🤖 AI Summary
This work addresses critical vulnerabilities in multimodal large language models (MLLMs) regarding visual safety alignment, demonstrating their inability to effectively mitigate harmful image generation. The authors propose the BVS framework, which introduces a novel “reconstruction-generation” strategy that neutralizes malicious visual content through semantic decoupling—achieved by disentangling adversarial intent from the original input via neutral visual stitching and inductive recombination. Coupled with multimodal prompt injection, this approach successfully bypasses the safety mechanisms of state-of-the-art MLLMs using semantically irrelevant inputs. Experiments on GPT-5 (January 12, 2026 version) achieve a jailbreak success rate of 98.21%, exposing profound weaknesses in current visual safety defenses and establishing a new benchmark and perspective for research in multimodal alignment security.
📝 Abstract
The rapid advancement of Multimodal Large Language Models (MLLMs) has introduced complex security challenges, particularly at the intersection of textual and visual safety.

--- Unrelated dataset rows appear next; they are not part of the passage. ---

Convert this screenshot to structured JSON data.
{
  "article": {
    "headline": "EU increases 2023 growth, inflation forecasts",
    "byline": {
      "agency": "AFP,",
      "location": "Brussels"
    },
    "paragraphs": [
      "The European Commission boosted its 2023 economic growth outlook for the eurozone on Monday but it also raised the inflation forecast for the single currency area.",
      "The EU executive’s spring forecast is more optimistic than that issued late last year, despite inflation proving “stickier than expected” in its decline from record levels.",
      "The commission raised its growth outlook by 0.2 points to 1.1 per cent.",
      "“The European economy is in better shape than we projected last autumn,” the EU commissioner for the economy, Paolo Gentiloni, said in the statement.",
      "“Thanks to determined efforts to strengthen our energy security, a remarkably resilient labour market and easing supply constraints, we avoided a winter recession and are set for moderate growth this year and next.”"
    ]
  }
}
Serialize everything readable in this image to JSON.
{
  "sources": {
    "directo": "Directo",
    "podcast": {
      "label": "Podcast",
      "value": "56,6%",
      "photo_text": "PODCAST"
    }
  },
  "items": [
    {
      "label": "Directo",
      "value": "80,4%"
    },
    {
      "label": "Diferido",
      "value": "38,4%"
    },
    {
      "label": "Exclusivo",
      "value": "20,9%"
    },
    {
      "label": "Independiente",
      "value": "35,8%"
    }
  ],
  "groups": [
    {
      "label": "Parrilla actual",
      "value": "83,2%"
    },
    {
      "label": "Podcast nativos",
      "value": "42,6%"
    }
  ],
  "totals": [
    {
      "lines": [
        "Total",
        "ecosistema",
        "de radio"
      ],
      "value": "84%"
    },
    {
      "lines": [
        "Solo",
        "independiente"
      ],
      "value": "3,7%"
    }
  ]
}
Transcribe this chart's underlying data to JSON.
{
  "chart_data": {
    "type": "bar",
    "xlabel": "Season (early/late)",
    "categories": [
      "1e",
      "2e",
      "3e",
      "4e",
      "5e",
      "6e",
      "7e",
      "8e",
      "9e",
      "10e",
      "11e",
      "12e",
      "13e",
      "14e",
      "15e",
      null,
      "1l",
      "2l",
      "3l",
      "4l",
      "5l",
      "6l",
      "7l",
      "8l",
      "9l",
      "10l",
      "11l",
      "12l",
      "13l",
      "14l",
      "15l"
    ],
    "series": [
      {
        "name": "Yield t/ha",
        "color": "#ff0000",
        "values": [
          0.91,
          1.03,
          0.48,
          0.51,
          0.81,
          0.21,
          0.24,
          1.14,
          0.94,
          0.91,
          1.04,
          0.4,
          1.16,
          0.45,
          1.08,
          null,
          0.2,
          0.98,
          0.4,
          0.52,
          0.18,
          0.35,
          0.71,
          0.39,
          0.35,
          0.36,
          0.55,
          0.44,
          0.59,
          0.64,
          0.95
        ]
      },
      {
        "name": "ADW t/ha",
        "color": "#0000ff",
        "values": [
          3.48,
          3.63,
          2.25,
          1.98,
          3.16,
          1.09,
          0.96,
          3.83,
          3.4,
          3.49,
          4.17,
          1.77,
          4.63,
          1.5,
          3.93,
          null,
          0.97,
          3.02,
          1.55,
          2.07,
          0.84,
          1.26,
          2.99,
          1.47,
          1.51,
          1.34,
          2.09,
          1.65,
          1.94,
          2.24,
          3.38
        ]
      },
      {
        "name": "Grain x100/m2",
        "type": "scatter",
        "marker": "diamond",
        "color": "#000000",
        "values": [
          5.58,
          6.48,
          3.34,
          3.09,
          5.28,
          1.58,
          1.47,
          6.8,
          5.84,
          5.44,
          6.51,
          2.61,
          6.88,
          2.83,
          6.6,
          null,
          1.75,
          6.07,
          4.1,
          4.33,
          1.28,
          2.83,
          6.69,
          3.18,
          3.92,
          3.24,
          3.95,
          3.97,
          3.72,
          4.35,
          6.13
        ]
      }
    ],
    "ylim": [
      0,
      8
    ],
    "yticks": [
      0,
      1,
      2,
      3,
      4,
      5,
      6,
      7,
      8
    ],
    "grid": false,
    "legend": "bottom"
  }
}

While existing schemes have explored the security vulnerabilities of MLLMs, the investigation into their visual safety boundaries remains insufficient. In this paper, we propose Beyond Visual Safety (BVS), a novel image-text pair jailbreaking framework specifically designed to probe the visual safety boundaries of MLLMs. BVS employs a"reconstruction-then-generation"strategy, leveraging neutralized visual splicing and inductive recomposition to decouple malicious intent from raw inputs, thereby leading MLLMs to be induced into generating harmful images. Experimental results demonstrate that BVS achieves a remarkable jailbreak success rate of 98.21\% against GPT-5 (12 January 2026 release). Our findings expose critical vulnerabilities in the visual safety alignment of current MLLMs.